Il a proposé de faire passer de 20 à 30 millions le subventionnement du transport des journaux régionaux et locaux et de 10 à 20 millions celui de la presse associative. Il souhaitait aussi accorder cette aide à tous les quotidiens et hebdomadaires dont le tirage est inférieur à 50 000 exemplaires, ce qui aurait permis à des quotidiens comme Le Temps, qui n’est pas régional, de profiter de ce soutien financier. « Cette aide est justifiée, car la presse contribue à la formation de l’opinion », argumente-t-il.

Urs Schwaller (PDC/FR) a appuyé sa requête, invoquant notamment l’annonce d’une hausse d’un centime par exemplaire faite par La Poste pour 2010. Ce renchérissement coûterait par exemple 50 000 francs au Temps. La proposition de Filippo Lombardi n’a été rejetée que par 21 voix contre 20.

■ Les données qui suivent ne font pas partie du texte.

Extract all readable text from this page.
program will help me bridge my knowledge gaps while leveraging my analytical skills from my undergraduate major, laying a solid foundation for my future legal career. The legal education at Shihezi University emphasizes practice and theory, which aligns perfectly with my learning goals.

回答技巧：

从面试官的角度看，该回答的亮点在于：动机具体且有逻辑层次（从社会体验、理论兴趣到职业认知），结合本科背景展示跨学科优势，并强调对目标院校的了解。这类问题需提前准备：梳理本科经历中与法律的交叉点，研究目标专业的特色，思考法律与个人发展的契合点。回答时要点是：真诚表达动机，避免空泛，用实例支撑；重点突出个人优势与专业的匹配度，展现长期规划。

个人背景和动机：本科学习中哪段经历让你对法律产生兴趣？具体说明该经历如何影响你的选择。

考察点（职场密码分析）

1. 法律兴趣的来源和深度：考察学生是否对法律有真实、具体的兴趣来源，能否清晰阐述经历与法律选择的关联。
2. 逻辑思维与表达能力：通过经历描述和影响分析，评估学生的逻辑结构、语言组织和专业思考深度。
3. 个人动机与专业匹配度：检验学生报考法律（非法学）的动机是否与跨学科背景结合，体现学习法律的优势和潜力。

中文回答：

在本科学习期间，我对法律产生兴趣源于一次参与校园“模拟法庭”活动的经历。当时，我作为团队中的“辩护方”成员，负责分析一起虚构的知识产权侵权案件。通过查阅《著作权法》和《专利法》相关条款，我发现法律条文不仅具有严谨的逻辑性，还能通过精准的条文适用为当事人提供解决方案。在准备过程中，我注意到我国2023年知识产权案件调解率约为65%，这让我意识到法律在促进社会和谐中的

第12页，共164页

« Une bonne nouvelle » En revanche, le Conseil des Etats a décidé de reconduire l’aide actuelle – 20 millions pour les médias régionaux et locaux, 10 millions pour les publications associatives – de façon illimitée. Il s’est ainsi démarqué du Conseil fédéral, qui voulait la limiter à, respectivement, 2014 et 2011.

Pour Valérie Boagno, directrice du Temps et présidente de Presse Suisse, cette décision est une « bonne nouvelle ». Et le soutien d’estime obtenu par Filippo Lombardi est « un signe très positif ». Les éditeurs vont revenir à la charge lorsque le dossier sera traité au Conseil national. Presse Suisse demande par ailleurs de meilleures conditions-cadres pour les éditeurs privés (exemption de la TVA, abonnements fiscalement déductibles, liberté publicitaire).